The Doctor drew in his breath. "Wh—what d'you mean?" he stammered.

"Ah! that gets you, doesn't it? Now you're beginning to see what I'm driving at, don't you? Put your mind back to the night you found Graham here with me. You saved him from forging your name, and that was good. But what led him up to that? Did you ask yourself? Did you go to Graham and gain his confidence? Did you wonder whether there was a woman behind it all who would never have come into his life if you had dealt by him like a man and a father,—the sort of woman who has made necessary these things round your laboratory and caused you to bend over your experiments for years and years?"

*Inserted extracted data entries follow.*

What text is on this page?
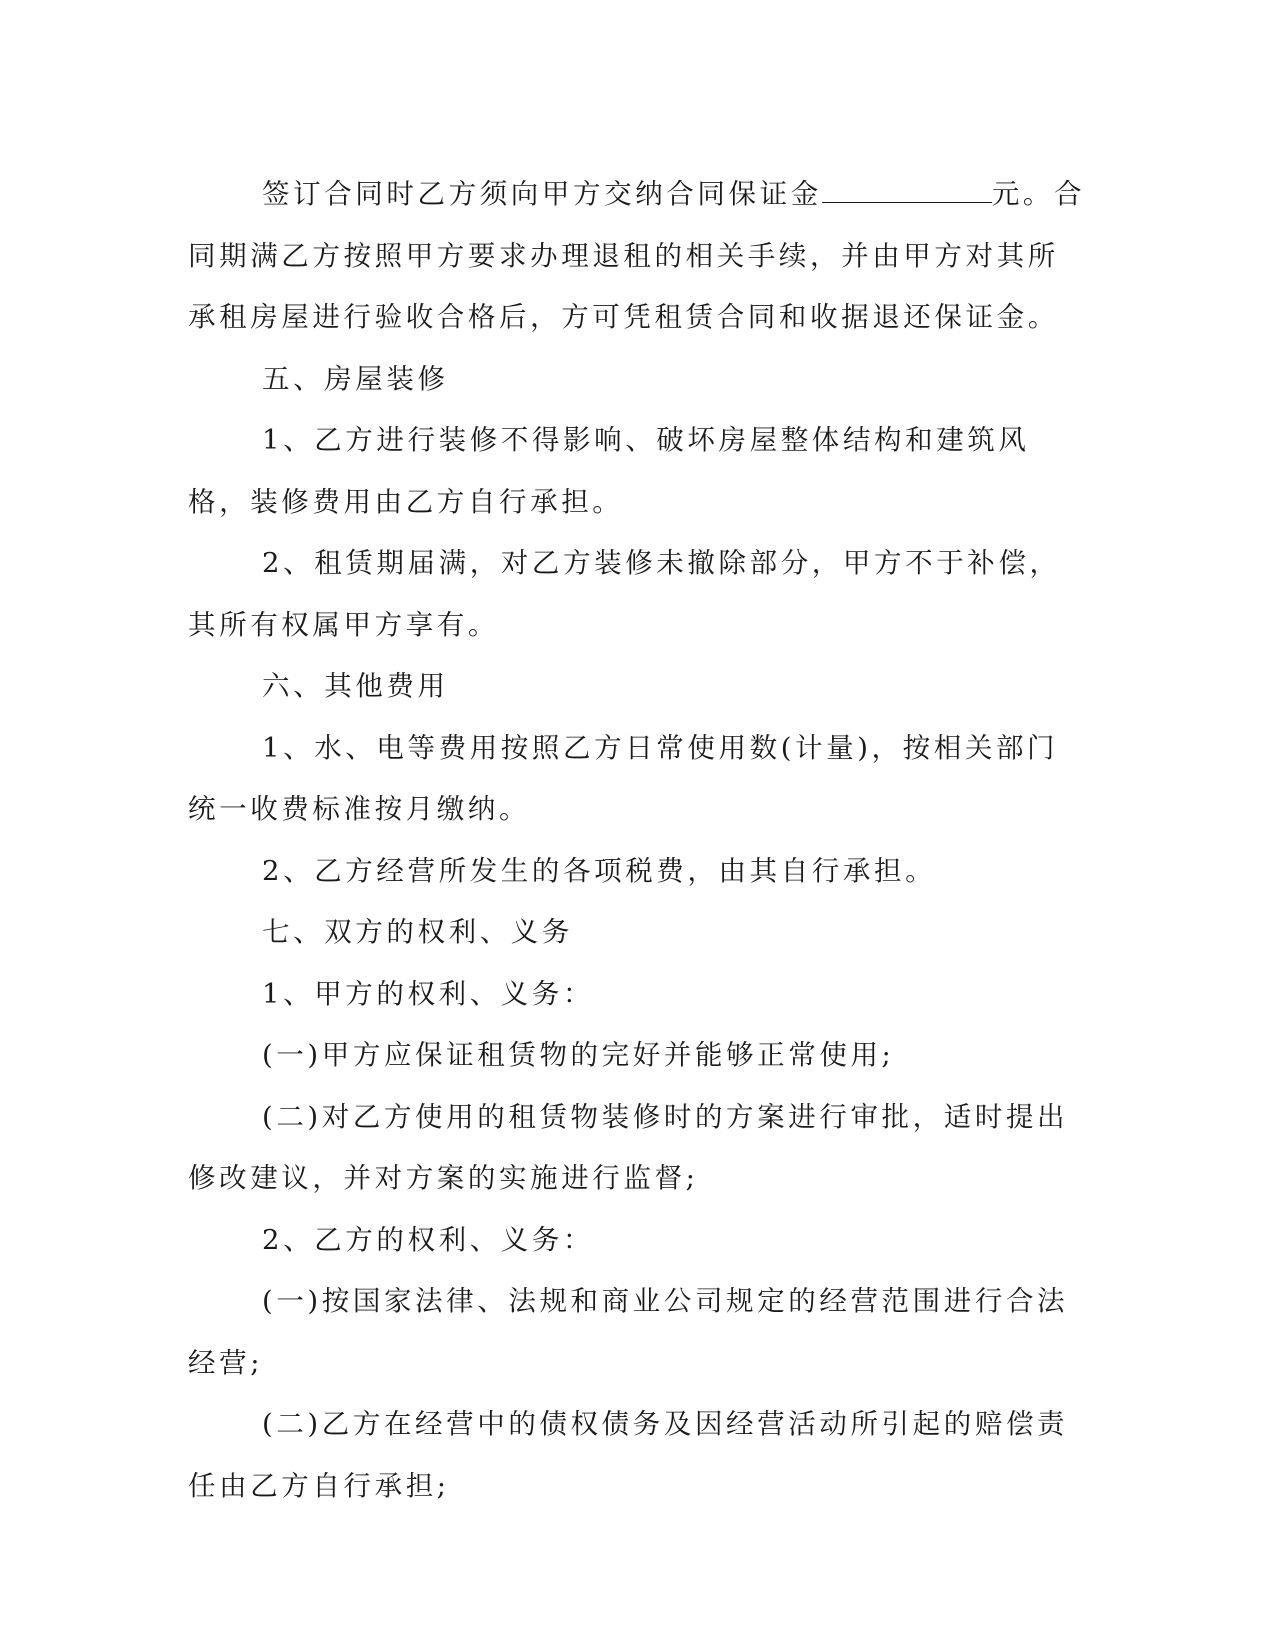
签订合同时乙方须向甲方交纳合同保证金	元。合同期满乙方按照甲方要求办理退租的相关手续，并由甲方对其所承租房屋进行验收合格后，方可凭租赁合同和收据退还保证金。

五、房屋装修

1、乙方进行装修不得影响、破坏房屋整体结构和建筑风格，装修费用由乙方自行承担。

2、租赁期届满，对乙方装修未撤除部分，甲方不于补偿，其所有权属甲方享有。

六、其他费用

1、水、电等费用按照乙方日常使用数(计量)，按相关部门统一收费标准按月缴纳。

2、乙方经营所发生的各项税费，由其自行承担。

七、双方的权利、义务

1、甲方的权利、义务：

(一)甲方应保证租赁物的完好并能够正常使用;

(二)对乙方使用的租赁物装修时的方案进行审批，适时提出修改建议，并对方案的实施进行监督;

2、乙方的权利、义务：

(一)按国家法律、法规和商业公司规定的经营范围进行合法经营;

(二)乙方在经营中的债权债务及因经营活动所引起的赔偿责任由乙方自行承担;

"Good God! What do you mean?"

Peter raised his voice. "Why should your sons be immune? What have you ever done to render them so? Why am I now standing here with this revolver in my hand? Look at me! A few hours ago I had health and everything in the world that makes life worth living, except a father. At this moment, because I've never had a father, I'm so terrified that I should be a criminal if I married the girl I love that I'm going to kill myself."

"Why? What have you done?"

"I've been two nights in the bed of the sort of woman whose work you are trying to undo."

The Doctor staggered, and then rose up in his wrath. "You have? You, my son,—with such a mother—with such home influence! You mean to tell me that you've descended to such depths of immorality that you've gone back on everything that your education has made of you? It's unthinkable—unbelievable. You must be a mere animal to have done such a thing."

What else he would have said in his emotion and horror no one can say.